The Jobs Act, passed in 2012, was a positive step in opening up private investment to more Americans. Title III of the JOBS Act (which was adopted in 2016) lets startups raise money from non-accredited investors. Previously, investors had to income (at least $200,000 a year over) and/or net worth (at least $1 million excluding your home) to be considered “accredited” and allowed to invest in any number of private assets. Title III allowed anyone to invest via equity crowdfunding. There are some challenges to Title III that still need to be addressed. For example, companies are limited to raising just over $1M million through this method, which limits the scope of businesses that can take advantage of capital formation in this manner. Additionally, there isn’t a mechanism for individuals to create “funds” under Title III to spread out their investment risk (they can only do so by investing project by project). Perhaps most importantly, there are significant per investor limits on their ability to participate in Title III Crowdfunding offerings that limit individual investor participation in crowdfunding marketplaces. But, opening up the ability to invest to a broader swath of Americans – democratizing capital – was a positive and long overdue step. At the same time on the retail side, platforms such as Robinhood have opened up public markets trading to more and more people eager to gain a foothold in the markets. To me, these trends are incredibly positive.

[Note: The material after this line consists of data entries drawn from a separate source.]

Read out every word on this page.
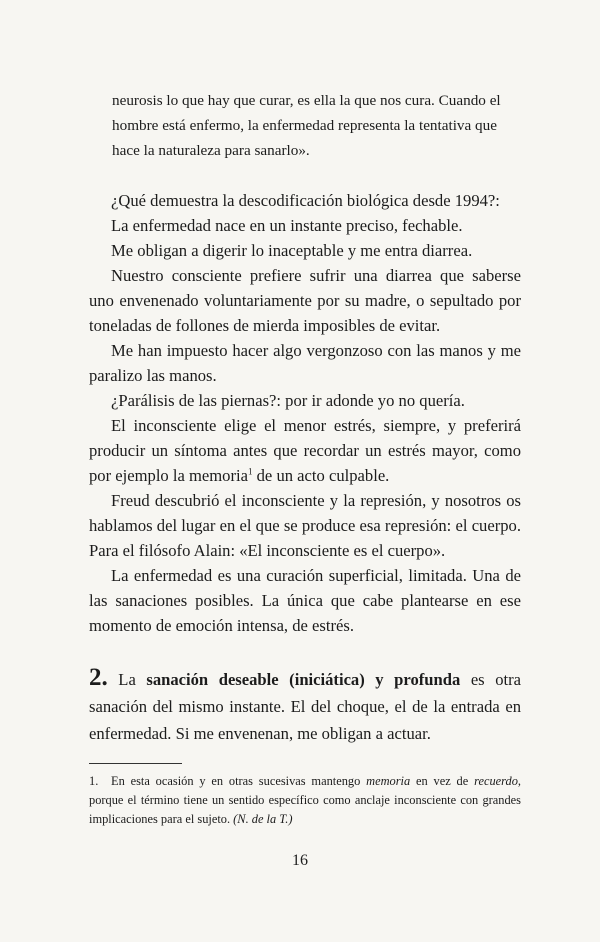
neurosis lo que hay que curar, es ella la que nos cura. Cuando el

hombre está enfermo, la enfermedad representa la tentativa que

hace la naturaleza para sanarlo».

¿Qué demuestra la descodificación biológica desde 1994?:

La enfermedad nace en un instante preciso, fechable.

Me obligan a digerir lo inaceptable y me entra diarrea.

Nuestro consciente prefiere sufrir una diarrea que saberse uno envenenado voluntariamente por su madre, o sepultado por toneladas de follones de mierda imposibles de evitar.

Me han impuesto hacer algo vergonzoso con las manos y me paralizo las manos.

¿Parálisis de las piernas?: por ir adonde yo no quería.

El inconsciente elige el menor estrés, siempre, y preferirá producir un síntoma antes que recordar un estrés mayor, como por ejemplo la memoria$^1$ de un acto culpable.

Freud descubrió el inconsciente y la represión, y nosotros os hablamos del lugar en el que se produce esa represión: el cuerpo. Para el filósofo Alain: «El inconsciente es el cuerpo».

La enfermedad es una curación superficial, limitada. Una de las sanaciones posibles. La única que cabe plantearse en ese momento de emoción intensa, de estrés.

2. La sanación deseable (iniciática) y profunda es otra sanación del mismo instante. El del choque, el de la entrada en enfermedad. Si me envenenan, me obligan a actuar.

1. En esta ocasión y en otras sucesivas mantengo memoria en vez de recuerdo, porque el término tiene un sentido específico como anclaje inconsciente con grandes implicaciones para el sujeto. (N. de la T.)
16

Capital ownership should be more broadly distributed. And while there need to be sensible regulations in place to prevent fraud, the notion that somehow people with less than a certain threshold of net worth can’t make intelligent investment decisions in the private markets is absurd. Robinhood restricting the trading of these stocks is just a continuation of old thinking. They’re a capitalist platform. They should believe in the capital markets and that, even if there are short term aberrations, ultimately the markets will figure it out. The fact that their actions helped stem a short squeeze that was hurting larger Wall Street traders and hedge funds exacerbates the perceptions that they’re not truly democratizing capital in the way that they have suggested that they are. Fred Wilson wrote a similar post earlier this week that I strongly agree with and would highly recommend reading as well. The solution to these sorts of aberrations in the market is to let the market play them out. In the long run, efficient markets will do exactly that (find the efficient price) and the long-term value of the stock will eventually trend back to its underlying and intrinsic value.
* It’s worth noting that while Robinhood claimed they stopped trading to “protect customers” the true reason was perhaps a bit more complicated. After admitting that there were some “regulatory issues” that prompted the trading halt, the company eventually revealed that the company itself lacked the liquidity (capital) required to allow trading to continue at the levels it was seeing. It subsequently put together a hasty $1bn financing.